The left-wing theatre director Joan Littlewood stands revealed as the supreme champagne socialist — for which, on this occasion, read claret socialist — through her long and intimate friendship with Baron Philippe de Rothschild. The woman who made the other Stratford famous many years before the Olympics, with her Theatre Royal there, surprised everyone by her involvement late in life with the multi-millionaire owner of Château Mouton-Rothschild.

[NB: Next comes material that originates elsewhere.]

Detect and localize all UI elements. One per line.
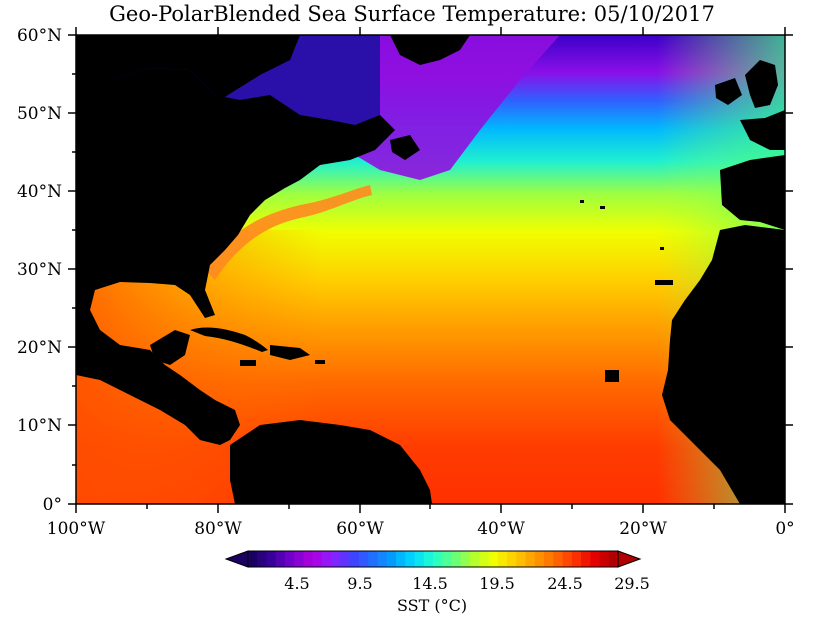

Following the deaths around the same time of both of their partners, they found consolation in each other’s company. Littlewood helped the baron to write his autobiography Something of the strangeness of their ménage at Mouton is captured in Stephen Spender’s Journals. He was a friend of both, with a French home not far away.

He writes: “Sometimes she would leave abruptly without informing Philippe or anyone else where she was going. She told Philippe to his face that he was an old reprobate etc, in good moods addressing him as ‘Gov’.”

Spender describes a lunch he attended in London late in 1979 hosted by the baron for Queen Elizabeth the Queen Mother. The other guests included the naturalist Dame Miriam Rothschild, playwright Christopher Fry and photographer Cecil Beaton.

Famously fond of food and, especially, drink, the QM was in ecstasies over the wine. Sniffing a glass of one of the Moutons, she said: “Oh what utter bliss! It’s like being in heaven.”

Spender recorded: “I thought Philippe sailed a bit close to the wind when he said that Joan Littlewood had not come to lunch because of her: ‘She refused to meet you.’ ‘Oh, but that’s very unfair. What a pity! After all she might have liked me,’ said the QM.”